Z-Scores and Standardization

Which is more impressive?

• Scoring 720 on the SAT Math section
• Scoring 28 on the ACT Math section

These tests have different scales, different means, and different standard deviations. Raw scores can’t be compared directly!

Exam scores have mean $\mu = 75$ and standard deviation $\sigma = 8$.

What is the z-score for a student who scored 91?

$z = \frac{91 - 75}{8} = \frac{16}{8} = 2.0$

Interpretation: This student scored 2 standard deviations above the mean—an excellent performance!

SAT Math: Mean = 500, SD = 100 ACT Math: Mean = 20, SD = 5

Student A: SAT Math = 720 $z = \frac{720 - 500}{100} = 2.2$

Student B: ACT Math = 28 $z = \frac{28 - 20}{5} = 1.6$

Conclusion: Student A performed relatively better (2.2 standard deviations above mean vs. 1.6).

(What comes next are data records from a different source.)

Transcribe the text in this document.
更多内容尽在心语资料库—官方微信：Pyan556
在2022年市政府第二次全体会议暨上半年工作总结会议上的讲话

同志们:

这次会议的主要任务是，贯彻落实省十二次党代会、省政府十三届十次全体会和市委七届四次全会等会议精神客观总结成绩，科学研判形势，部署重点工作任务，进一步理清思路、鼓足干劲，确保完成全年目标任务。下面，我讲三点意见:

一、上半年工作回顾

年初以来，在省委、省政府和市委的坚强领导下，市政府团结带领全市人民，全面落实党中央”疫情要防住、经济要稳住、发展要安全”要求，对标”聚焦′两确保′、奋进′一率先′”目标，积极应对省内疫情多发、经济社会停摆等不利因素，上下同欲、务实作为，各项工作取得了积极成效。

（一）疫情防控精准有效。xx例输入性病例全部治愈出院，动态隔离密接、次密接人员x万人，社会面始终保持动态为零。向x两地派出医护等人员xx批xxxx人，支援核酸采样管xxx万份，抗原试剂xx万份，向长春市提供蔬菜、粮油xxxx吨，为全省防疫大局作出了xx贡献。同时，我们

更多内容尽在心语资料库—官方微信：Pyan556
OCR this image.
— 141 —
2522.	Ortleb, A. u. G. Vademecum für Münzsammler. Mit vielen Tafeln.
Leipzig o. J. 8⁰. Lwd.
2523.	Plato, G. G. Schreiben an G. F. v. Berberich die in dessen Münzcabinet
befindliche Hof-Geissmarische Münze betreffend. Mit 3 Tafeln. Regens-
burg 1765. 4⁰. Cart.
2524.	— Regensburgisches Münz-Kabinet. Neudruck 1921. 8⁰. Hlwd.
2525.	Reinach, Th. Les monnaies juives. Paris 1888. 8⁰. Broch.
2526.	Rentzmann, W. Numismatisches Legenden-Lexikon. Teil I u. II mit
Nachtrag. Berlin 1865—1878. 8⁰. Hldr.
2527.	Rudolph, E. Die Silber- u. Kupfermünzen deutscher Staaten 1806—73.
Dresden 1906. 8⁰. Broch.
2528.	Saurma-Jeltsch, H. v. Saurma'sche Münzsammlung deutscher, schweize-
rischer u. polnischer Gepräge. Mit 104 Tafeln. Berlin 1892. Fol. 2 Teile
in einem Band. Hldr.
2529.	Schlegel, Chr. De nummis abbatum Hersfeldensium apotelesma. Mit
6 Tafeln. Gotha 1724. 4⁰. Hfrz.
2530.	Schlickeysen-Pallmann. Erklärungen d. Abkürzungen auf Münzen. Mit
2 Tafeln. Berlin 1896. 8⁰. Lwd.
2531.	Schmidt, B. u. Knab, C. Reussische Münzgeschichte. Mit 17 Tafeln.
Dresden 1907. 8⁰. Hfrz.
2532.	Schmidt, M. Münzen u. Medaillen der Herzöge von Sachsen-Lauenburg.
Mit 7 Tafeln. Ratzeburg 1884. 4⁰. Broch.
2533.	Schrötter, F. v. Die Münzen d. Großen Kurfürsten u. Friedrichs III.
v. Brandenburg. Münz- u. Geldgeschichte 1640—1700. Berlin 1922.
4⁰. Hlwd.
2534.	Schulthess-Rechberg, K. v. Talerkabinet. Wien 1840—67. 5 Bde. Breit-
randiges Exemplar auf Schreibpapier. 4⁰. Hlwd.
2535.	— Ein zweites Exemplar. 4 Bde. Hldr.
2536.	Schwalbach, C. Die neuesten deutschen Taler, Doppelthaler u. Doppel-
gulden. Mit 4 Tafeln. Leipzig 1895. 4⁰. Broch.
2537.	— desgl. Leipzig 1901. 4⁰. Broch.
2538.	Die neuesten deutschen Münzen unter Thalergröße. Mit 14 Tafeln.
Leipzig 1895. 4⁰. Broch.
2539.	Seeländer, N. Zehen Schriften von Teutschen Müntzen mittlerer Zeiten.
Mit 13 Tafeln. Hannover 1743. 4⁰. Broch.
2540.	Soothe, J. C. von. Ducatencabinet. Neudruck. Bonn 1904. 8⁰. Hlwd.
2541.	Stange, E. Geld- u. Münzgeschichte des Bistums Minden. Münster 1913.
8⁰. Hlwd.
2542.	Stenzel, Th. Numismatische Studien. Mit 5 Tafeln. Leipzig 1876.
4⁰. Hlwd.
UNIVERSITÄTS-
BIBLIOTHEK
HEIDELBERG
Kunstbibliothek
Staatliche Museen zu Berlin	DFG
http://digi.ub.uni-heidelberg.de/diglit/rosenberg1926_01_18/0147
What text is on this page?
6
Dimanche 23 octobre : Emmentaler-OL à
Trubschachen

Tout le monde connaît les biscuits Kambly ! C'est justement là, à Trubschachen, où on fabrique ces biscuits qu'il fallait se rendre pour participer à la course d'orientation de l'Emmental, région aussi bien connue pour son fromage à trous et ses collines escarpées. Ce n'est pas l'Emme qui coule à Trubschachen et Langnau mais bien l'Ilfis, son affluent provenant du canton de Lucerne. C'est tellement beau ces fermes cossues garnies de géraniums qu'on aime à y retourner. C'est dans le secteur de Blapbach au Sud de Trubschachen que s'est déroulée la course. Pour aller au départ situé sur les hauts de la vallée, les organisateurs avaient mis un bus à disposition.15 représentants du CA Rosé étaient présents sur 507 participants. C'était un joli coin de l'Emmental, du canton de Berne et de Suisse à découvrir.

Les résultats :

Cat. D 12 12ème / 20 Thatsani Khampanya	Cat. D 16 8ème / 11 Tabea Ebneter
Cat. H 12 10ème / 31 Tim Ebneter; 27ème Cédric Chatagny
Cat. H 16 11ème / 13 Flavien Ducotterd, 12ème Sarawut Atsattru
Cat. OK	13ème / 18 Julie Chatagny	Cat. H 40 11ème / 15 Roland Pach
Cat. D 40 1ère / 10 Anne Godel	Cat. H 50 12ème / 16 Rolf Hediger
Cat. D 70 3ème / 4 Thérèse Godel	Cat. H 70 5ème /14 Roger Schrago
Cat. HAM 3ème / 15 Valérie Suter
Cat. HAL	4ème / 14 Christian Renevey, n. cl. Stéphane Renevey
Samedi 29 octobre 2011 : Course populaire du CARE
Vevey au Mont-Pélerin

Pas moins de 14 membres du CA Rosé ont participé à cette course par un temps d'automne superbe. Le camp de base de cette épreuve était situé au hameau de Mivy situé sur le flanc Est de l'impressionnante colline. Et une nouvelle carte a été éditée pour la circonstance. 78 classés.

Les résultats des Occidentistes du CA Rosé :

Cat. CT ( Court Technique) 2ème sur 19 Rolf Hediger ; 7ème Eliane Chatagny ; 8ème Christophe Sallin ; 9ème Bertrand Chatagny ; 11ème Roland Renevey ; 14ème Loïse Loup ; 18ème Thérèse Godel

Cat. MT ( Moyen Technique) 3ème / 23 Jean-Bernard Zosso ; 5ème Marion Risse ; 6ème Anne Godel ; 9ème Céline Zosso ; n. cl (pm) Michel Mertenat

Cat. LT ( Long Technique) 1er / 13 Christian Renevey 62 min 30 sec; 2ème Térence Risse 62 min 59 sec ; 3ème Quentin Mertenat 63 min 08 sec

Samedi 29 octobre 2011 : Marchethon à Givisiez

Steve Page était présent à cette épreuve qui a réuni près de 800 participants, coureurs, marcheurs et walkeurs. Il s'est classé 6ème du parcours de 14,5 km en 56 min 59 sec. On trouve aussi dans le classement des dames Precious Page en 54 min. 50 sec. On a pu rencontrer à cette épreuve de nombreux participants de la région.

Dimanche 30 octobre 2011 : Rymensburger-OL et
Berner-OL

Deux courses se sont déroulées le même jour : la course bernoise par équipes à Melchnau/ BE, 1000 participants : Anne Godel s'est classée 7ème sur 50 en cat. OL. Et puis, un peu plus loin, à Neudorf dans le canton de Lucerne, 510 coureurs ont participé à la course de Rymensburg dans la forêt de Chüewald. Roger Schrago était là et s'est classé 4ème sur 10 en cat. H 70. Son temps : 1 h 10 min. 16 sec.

Original data: 60, 70, 80, 90, 100 (mean = 80, SD = 14.14)

Z-scores:

• 60: $z = (60-80)/14.14 = -1.41$
• 70: $z = (70-80)/14.14 = -0.71$
• 80: $z = (80-80)/14.14 = 0$
• 90: $z = (90-80)/14.14 = +0.71$
• 100: $z = (100-80)/14.14 = +1.41$

Verify: Mean of z-scores = 0, SD of z-scores = 1 ✓

Adult male heights: Mean = 70 inches, SD = 3 inches

Within 1 SD (z between -1 and 1):

• Range: 70 ± 3 = 67 to 73 inches
• Contains: 68% of men

Within 2 SD (z between -2 and 2):

• Range: 70 ± 6 = 64 to 76 inches
• Contains: 95% of men

Within 3 SD (z between -3 and 3):

• Range: 70 ± 9 = 61 to 79 inches
• Contains: 99.7% of men

Only 0.3% of men are shorter than 61” or taller than 79”!

What percentage of values fall below z = 1.5?

From z-table: P(Z < 1.5) = 0.9332 or 93.32%

Interpretation: 93.32% of values in a standard normal distribution are below z = 1.5.

Given a normal distribution with $\mu = 100$ and $\sigma = 15$:

Type 1: P(X < value) — “less than” P(X < 115)?

• $z = (115-100)/15 = 1.0$
• P(Z < 1.0) = 0.8413 (from table)

Type 2: P(X > value) — “greater than” P(X > 115)?

• Use complement: P(X > 115) = 1 - P(X < 115)
• = 1 - 0.8413 = 0.1587

Type 3: P(a < X < b) — “between” P(90 < X < 115)?

• $z_1 = (90-100)/15 = -0.67$ → P(Z < -0.67) = 0.2514
• $z_2 = (115-100)/15 = 1.0$ → P(Z < 1.0) = 0.8413
• P(90 < X < 115) = 0.8413 - 0.2514 = 0.5899

IQ scores: $\mu = 100$, $\sigma = 15$

What IQ score is at the 90th percentile?

Step 1: Find z-score for 90th percentile

• From z-table: z = 1.28 (area = 0.90)

Step 2: Convert z back to x $x = \mu + z \cdot \sigma = 100 + 1.28(15) = 100 + 19.2 = 119.2$

An IQ of 119 is at the 90th percentile.

Class exam: Mean = 78, SD = 10

Student scores: 95, 82, 71, 45, 88

Z-scores:

• 95: z = (95-78)/10 = 1.7 (typical)
• 82: z = (82-78)/10 = 0.4 (typical)
• 71: z = (71-78)/10 = -0.7 (typical)
• 45: z = (45-78)/10 = -3.3 (outlier!)
• 88: z = (88-78)/10 = 1.0 (typical)

The score of 45 is more than 3 standard deviations below the mean—investigate this student’s situation.

A patient’s cholesterol is 245 mg/dL. Population: Mean = 200 mg/dL, SD = 25 mg/dL

$z = \frac{245 - 200}{25} = 1.8$

The patient is 1.8 standard deviations above average—elevated but not extremely unusual. About 3.6% of the population has higher cholesterol (P(Z > 1.8) ≈ 0.036).